道は道内に設置している宿泊療養施設の現状を説明。全道に13施設、2600室を確保しているが、現在は10施設、2085室で運用。圏域ごとの11日時点の使用率は、オホーツク圏が32%で最多。以下、道北圏(26・5%)、道南圏(15・2%)、十勝圏(13・2%)の順。道央圏は9・6%で最も低くなっている。
沖田氏は「以前は宿泊療養で対応していた感染者も、自宅療養に変わってきている」と指摘し、「入所と自宅の判断はどのように行っているのか」と入所基準をただした。

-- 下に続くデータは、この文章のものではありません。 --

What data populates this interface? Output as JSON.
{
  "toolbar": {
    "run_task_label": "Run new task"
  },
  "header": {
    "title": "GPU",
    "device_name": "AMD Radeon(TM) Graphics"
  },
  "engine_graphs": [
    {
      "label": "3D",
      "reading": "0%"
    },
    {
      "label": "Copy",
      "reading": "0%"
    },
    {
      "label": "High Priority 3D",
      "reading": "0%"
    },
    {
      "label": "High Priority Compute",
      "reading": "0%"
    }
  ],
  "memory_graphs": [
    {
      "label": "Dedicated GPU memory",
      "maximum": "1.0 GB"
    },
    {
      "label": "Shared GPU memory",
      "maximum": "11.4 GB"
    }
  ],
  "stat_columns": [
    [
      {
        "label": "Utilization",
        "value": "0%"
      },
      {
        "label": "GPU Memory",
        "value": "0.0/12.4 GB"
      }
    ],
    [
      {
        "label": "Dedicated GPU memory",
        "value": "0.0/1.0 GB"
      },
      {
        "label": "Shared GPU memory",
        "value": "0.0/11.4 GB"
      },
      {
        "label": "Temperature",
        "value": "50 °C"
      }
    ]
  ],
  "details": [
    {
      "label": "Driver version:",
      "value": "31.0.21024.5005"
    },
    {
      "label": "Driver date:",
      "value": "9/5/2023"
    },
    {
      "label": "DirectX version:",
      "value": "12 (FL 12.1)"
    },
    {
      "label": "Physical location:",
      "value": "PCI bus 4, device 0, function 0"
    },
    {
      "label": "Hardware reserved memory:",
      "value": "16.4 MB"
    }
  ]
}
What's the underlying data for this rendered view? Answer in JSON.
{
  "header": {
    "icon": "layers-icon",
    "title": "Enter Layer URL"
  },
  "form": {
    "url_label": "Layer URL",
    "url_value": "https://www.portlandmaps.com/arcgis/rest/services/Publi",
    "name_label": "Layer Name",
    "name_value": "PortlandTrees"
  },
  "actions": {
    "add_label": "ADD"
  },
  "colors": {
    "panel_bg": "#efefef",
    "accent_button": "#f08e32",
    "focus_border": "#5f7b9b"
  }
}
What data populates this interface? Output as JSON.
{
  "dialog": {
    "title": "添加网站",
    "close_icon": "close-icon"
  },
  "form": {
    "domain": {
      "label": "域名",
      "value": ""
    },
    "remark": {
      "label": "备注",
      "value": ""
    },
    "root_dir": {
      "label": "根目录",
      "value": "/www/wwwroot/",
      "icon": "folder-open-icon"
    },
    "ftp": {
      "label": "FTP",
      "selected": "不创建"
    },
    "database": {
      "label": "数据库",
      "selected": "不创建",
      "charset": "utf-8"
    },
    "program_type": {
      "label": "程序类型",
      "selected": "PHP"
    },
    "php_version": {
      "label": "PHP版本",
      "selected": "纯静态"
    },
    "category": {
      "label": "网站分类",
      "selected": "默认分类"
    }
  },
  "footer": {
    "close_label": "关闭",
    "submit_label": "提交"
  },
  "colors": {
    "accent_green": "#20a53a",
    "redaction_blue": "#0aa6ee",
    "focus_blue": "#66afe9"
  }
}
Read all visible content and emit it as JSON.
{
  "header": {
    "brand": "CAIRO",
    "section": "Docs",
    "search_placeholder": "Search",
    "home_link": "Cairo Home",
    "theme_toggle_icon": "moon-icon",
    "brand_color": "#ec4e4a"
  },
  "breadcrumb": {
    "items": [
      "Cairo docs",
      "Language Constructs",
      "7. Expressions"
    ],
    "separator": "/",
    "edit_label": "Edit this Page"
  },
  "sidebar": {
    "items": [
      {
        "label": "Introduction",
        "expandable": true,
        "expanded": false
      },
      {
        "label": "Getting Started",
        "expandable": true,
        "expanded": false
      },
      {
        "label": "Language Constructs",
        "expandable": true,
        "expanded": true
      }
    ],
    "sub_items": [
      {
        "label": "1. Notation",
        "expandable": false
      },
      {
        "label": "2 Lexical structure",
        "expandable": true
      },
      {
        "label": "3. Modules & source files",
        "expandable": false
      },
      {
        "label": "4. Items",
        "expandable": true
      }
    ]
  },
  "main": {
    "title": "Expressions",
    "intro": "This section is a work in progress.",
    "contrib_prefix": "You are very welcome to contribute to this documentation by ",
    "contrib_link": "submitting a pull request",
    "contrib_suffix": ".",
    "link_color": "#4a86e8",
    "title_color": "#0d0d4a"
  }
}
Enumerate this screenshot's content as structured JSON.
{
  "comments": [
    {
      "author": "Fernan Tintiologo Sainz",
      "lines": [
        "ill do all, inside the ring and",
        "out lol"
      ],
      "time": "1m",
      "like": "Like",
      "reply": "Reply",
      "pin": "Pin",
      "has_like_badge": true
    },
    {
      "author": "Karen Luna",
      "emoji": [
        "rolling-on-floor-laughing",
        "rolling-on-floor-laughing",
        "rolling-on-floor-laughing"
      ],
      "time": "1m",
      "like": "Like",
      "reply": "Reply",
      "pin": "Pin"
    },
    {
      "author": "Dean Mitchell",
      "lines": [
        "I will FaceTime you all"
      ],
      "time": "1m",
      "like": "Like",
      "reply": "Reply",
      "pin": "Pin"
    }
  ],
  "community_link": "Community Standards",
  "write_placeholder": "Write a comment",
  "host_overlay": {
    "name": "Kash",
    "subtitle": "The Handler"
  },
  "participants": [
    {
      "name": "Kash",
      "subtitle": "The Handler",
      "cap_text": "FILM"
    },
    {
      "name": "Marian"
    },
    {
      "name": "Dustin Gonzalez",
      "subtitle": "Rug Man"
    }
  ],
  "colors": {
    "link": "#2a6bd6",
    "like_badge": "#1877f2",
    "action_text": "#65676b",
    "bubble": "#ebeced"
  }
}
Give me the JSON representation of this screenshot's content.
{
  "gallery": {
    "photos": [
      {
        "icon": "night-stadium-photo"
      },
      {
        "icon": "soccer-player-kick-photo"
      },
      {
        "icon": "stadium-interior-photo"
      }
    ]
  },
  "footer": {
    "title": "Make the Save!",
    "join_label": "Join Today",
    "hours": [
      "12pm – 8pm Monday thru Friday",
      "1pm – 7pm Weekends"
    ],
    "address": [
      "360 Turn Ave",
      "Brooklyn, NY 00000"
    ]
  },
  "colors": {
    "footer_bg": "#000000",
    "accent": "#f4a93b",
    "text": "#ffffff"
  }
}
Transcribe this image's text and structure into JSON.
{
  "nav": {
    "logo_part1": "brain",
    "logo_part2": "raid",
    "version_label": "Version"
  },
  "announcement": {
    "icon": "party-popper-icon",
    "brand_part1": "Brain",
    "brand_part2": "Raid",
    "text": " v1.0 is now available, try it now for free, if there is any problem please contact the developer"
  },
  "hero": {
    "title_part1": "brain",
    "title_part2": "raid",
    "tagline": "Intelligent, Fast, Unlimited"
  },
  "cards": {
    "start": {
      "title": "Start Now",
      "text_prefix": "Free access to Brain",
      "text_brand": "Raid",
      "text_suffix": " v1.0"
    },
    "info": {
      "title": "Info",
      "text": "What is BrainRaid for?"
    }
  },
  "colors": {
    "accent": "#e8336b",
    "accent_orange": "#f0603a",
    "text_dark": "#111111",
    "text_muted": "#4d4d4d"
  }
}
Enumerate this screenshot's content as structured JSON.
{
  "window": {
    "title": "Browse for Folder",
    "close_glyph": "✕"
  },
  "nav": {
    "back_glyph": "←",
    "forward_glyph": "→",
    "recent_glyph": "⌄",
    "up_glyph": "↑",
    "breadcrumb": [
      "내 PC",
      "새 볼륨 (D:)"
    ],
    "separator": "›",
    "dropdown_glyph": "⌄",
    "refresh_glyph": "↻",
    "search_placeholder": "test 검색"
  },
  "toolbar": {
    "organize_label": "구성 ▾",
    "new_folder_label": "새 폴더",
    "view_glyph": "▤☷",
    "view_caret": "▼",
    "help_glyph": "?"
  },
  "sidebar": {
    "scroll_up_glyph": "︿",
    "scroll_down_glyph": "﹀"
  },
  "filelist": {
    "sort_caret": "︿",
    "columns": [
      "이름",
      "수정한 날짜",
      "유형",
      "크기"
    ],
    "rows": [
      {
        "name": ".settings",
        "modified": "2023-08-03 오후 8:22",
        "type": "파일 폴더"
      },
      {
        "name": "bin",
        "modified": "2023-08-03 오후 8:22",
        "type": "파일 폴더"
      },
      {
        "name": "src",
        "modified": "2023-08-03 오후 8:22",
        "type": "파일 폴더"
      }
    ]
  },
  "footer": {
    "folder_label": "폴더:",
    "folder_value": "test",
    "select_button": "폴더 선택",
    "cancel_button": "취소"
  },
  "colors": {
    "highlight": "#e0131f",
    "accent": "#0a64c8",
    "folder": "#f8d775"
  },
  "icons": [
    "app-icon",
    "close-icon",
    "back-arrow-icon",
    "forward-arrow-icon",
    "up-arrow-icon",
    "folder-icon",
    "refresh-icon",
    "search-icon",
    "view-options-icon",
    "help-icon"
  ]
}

松田課長は、道では▽医師が入院が必要と判断した場合は入院勧告▽軽症や無症状の場合は宿泊療養施設か自宅療養―としていることを説明。宿泊療養施設の入所は「高齢者や基礎疾患のある人など重症化リスクが高い人と同居している場合や、旅行や出張により滞在している人」としており、「家庭内や公共の場における感染拡大防止の観点から、保健所において総合的に判断している」と理解を求めた。
沖田氏は宿泊療養施設の必要性を理解しつつ、「現状では中和抗体薬の開発により、野戦病院的に初期治療ができる施設を増やすことの方が望ましいのではないか」と医療提供ステーションへの転換を迫った。原田朋弘感染症対策監は「地域医療への影響も考慮した上で、常駐する医師や看護師を確保できるかなど、課題を整理する必要がある」と述べた。